Genetics play a substantial role across all three types. Twin studies estimate the heritability of bipolar disorder at 79 to 93%, meaning the vast majority of risk in a population comes from genetic variation. Identical twins show a concordance rate of roughly 38 to 43%, compared to just 4.5 to 5.6% for fraternal twins. Having a close family member with bipolar disorder is one of the strongest known risk factors, particularly for earlier onset.

Patterns That Cross All Types

One important pattern that can appear in any type of bipolar disorder is rapid cycling, defined as four or more mood episodes (manic, hypomanic, or depressive) within a single year. Rapid cycling isn’t a separate diagnosis but a specifier that signals a more turbulent course. It can come and go over the lifetime of the illness rather than being a permanent feature.

The DSM-5 also recognizes a category called “other specified and unspecified bipolar and related disorders.” This applies when someone has clear bipolar-spectrum symptoms that cause real distress but doesn’t neatly fit the criteria for bipolar I, II, or cyclothymia. For example, a person might have hypomanic episodes that last only two or three days instead of the required four, or depressive symptoms that are significant but don’t meet the full threshold for a major depressive episode.
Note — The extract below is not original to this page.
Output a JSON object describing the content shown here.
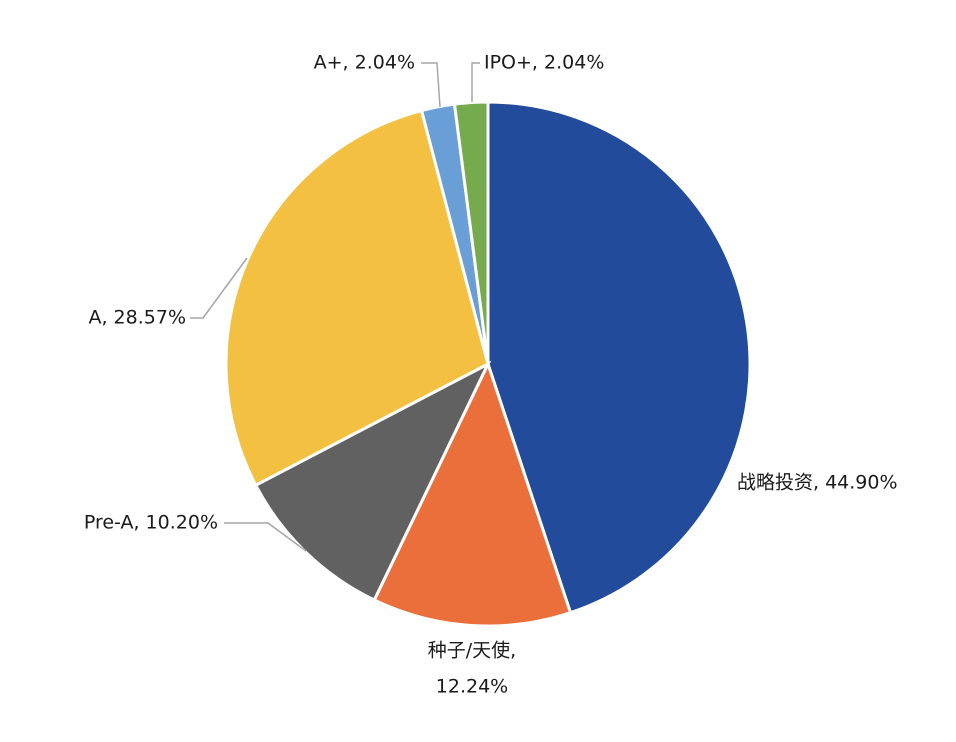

This category exists because mood disorders don’t always follow textbook patterns.

Telling the Three Types Apart

The simplest way to distinguish the three types is by the severity of the “high” episodes:

  • Bipolar I: Full mania (at least one week, or any duration requiring hospitalization), with or without depressive episodes.
  • Bipolar II: Hypomania (at least four days, no severe impairment) plus at least one major depressive episode lasting two or more weeks. No history of mania.
  • Cyclothymia: Chronic fluctuations between mild hypomanic and mild depressive symptoms for at least two years, without ever meeting full criteria for mania, hypomania, or major depression.

In practice, these boundaries can be harder to identify than they look on paper. A person’s diagnosis may change over time if, for instance, what was initially considered hypomania escalates into a full manic episode. This is part of why careful tracking of mood episodes, their duration, and their impact on functioning matters so much for accurate diagnosis.